Energy saving is the ‘killer app’ of home automation, because as well as the geeky pleasure of being able to remote control your house from the pub, it offers significant financial savings that easily justify the investment. Systems like British Gas’ Hive are already gaining popularity, but it’s more advanced systems such as Heat Genius that are leading the way by incorporating ‘zoning’ and motion detection.
How does it work? Put simply, Heat Genius learns when you use each room of your house and automatically control each radiators so that the room’s only heated when you’re going to use it. Of course there’s always the option to manually override the system from any web device, this unique fully automatic mode means turns it into a ‘fit and forget’ option.

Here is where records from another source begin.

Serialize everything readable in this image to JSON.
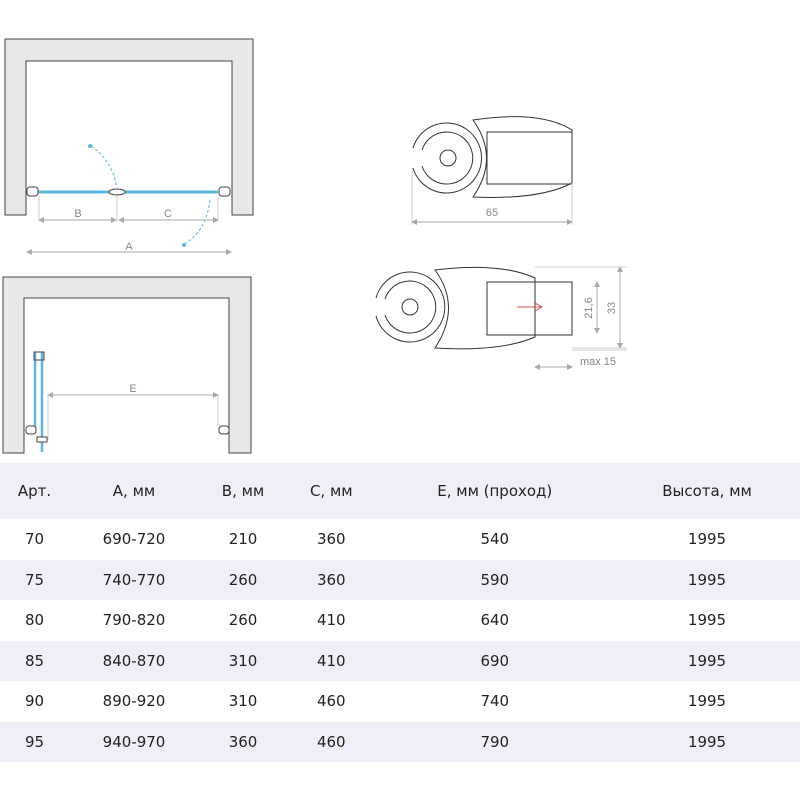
{
  "diagram": {
    "labels": {
      "a": "A",
      "b": "B",
      "c": "C",
      "e": "E"
    },
    "profile_dims": {
      "width": "65",
      "glass": "21,6",
      "height": "33",
      "adjust": "max 15"
    },
    "colors": {
      "glass": "#5ab8dc",
      "wall": "#e8e8e8",
      "arrow": "#d9534f",
      "dim": "#aaaaaa"
    }
  },
  "table": {
    "headers": [
      "Арт.",
      "A, мм",
      "B, мм",
      "C, мм",
      "E, мм (проход)",
      "Высота, мм"
    ],
    "rows": [
      [
        "70",
        "690-720",
        "210",
        "360",
        "540",
        "1995"
      ],
      [
        "75",
        "740-770",
        "260",
        "360",
        "590",
        "1995"
      ],
      [
        "80",
        "790-820",
        "260",
        "410",
        "640",
        "1995"
      ],
      [
        "85",
        "840-870",
        "310",
        "410",
        "690",
        "1995"
      ],
      [
        "90",
        "890-920",
        "310",
        "460",
        "740",
        "1995"
      ],
      [
        "95",
        "940-970",
        "360",
        "460",
        "790",
        "1995"
      ]
    ]
  }
}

Ideal for the elderly, or indeed anybody with better things to do than reprogramming heating schedules.
Heat Genius will offer an open API, so others are sure to build on the system to offer additional functionality without the expense of new hardware. Obvious additional services include intrusion detection and security monitoring, or care monitoring services for the elderly and vulnerable. By the time Apple gets around to designing their new granny-friendly iHome, they might well have some upstart competitors who got there first.